Djihad

Christian Lüscher: «Le vide juridique autour du terrorisme n’est pas acceptable»

Le conseiller national a déposé une initiative parlementaire, au nom du groupe PLR, pour mieux réprimer les auteurs d’actes terroristes. Il vise notamment les Suisses partis faire le djihad en Syrie

La Suisse connaît des lacunes en matière de lutte contre le terrorisme. Pour les pallier, Christian Lüscher propose, via une initiative parlementaire déposée la semaine dernière au nom du groupe PLR, d’adopter une disposition pénale pour réprimer le terrorisme, en complétant l’article 260 du Code pénal. Le projet stipule notamment que «quiconque commet un acte de violence criminelle visant à intimider une population ou à contraindre un Etat ou une organisation internationale à accomplir un acte quelconque sera puni d’une peine privative de liberté d’un an au moins». Surtout, il préciserait aussi que «dans les cas graves, notamment lorsque l’acte a provoqué ou était destiné à provoquer les blessures ou la mort d’un grand nombre de personnes, l’auteur sera puni d’une peine privative de liberté à vie ou d’une peine privative de liberté de dix ans au moins».
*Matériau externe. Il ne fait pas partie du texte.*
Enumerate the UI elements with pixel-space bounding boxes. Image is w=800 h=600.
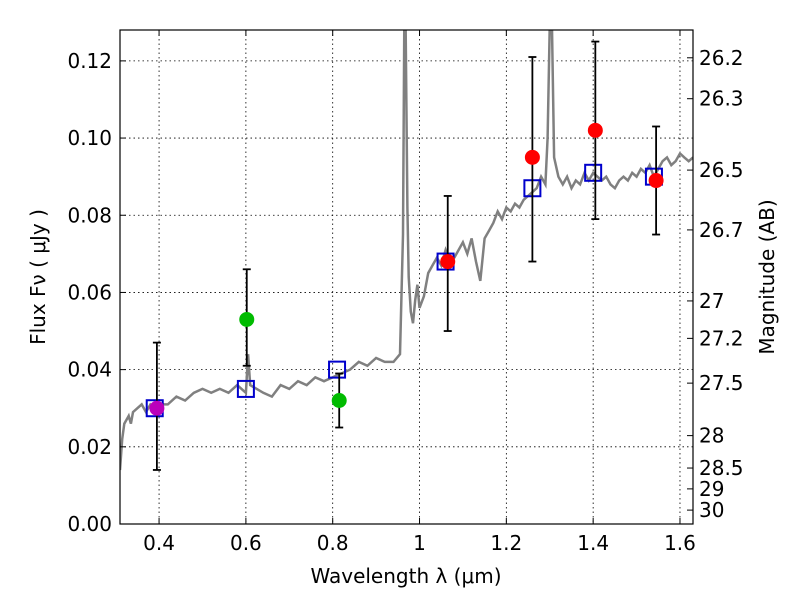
x-tick-label: 0.4 — [143, 531, 175, 555]
model-photometry-square — [584, 163, 603, 182]
plot-area — [120, 30, 693, 471]
x-tick-label: 1.2 — [490, 531, 522, 555]
y-tick-label: 0.00 — [67, 512, 112, 536]
sed-model-line — [120, 30, 693, 471]
mag-tick-label: 27.5 — [699, 371, 744, 395]
x-tick-label: 0.8 — [317, 531, 349, 555]
model-photometry-square — [236, 379, 255, 398]
data-point — [331, 393, 347, 408]
x-axis-title: Wavelength λ (μm) — [310, 564, 501, 588]
axis-ticks: 0.4 0.6 0.8 1 1.2 1.4 1.6 0.00 0.02 0.04 0.06 0.08 0… — [67, 30, 744, 555]
data-point — [648, 173, 664, 189]
grid — [120, 30, 693, 524]
mag-tick-label: 28.5 — [699, 456, 744, 480]
plot-frame — [119, 29, 694, 525]
model-photometry-square — [328, 360, 347, 379]
y-axis-right-title: Magnitude (AB) — [755, 199, 779, 354]
data-point — [239, 311, 255, 327]
y-tick-label: 0.04 — [67, 358, 112, 382]
mag-tick-label: 26.7 — [699, 218, 744, 242]
mag-tick-label: 29 — [699, 477, 724, 501]
y-tick-label: 0.12 — [67, 49, 112, 73]
y-tick-label: 0.02 — [67, 435, 112, 459]
data-point — [149, 400, 165, 416]
mag-tick-label: 28 — [699, 424, 724, 448]
x-tick-label: 1 — [413, 531, 426, 555]
y-tick-label: 0.10 — [67, 126, 112, 150]
x-tick-label: 1.4 — [577, 531, 609, 555]
data-point — [440, 254, 456, 270]
mag-tick-label: 27 — [699, 289, 724, 313]
x-tick-label: 1.6 — [664, 531, 696, 555]
y-tick-label: 0.08 — [67, 203, 112, 227]
mag-tick-label: 26.3 — [699, 87, 744, 111]
data-point — [587, 122, 603, 138]
mag-tick-label: 26.2 — [699, 46, 744, 70]
data-point — [524, 149, 540, 165]
mag-tick-label: 30 — [699, 498, 724, 522]
y-axis-title: Flux Fν ( μJy ) — [26, 209, 50, 345]
y-tick-label: 0.06 — [67, 280, 112, 304]
x-tick-label: 0.6 — [230, 531, 262, 555]
mag-tick-label: 27.2 — [699, 326, 744, 350]
mag-tick-label: 26.5 — [699, 158, 744, 182]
Le Temps: Estimez-vous qu’il existe un trou juridique immense en Suisse s’agissant de la répression du terrorisme? Quelles sont les lacunes les plus dommageables?

Christian Lüscher: C’est évident. Quelques dispositions disparates permettent d’appréhender certaines formes de terrorisme, mais il est essentiel que le terrorisme soit défini dans le Code pénal et que l’activité criminelle – en Suisse ou à l’étranger – soit appréhendée dès sa préparation, puis au retour du terroriste s’il a agi à l’étranger. Le recrutement et l’apologie du terrorisme doivent aussi être incriminés. Or, rien dans les diverses législations actuelles ne permet cela. Face à la criminalité gravissime que représente le djihadisme, ce vide juridique n’est tout simplement pas acceptable.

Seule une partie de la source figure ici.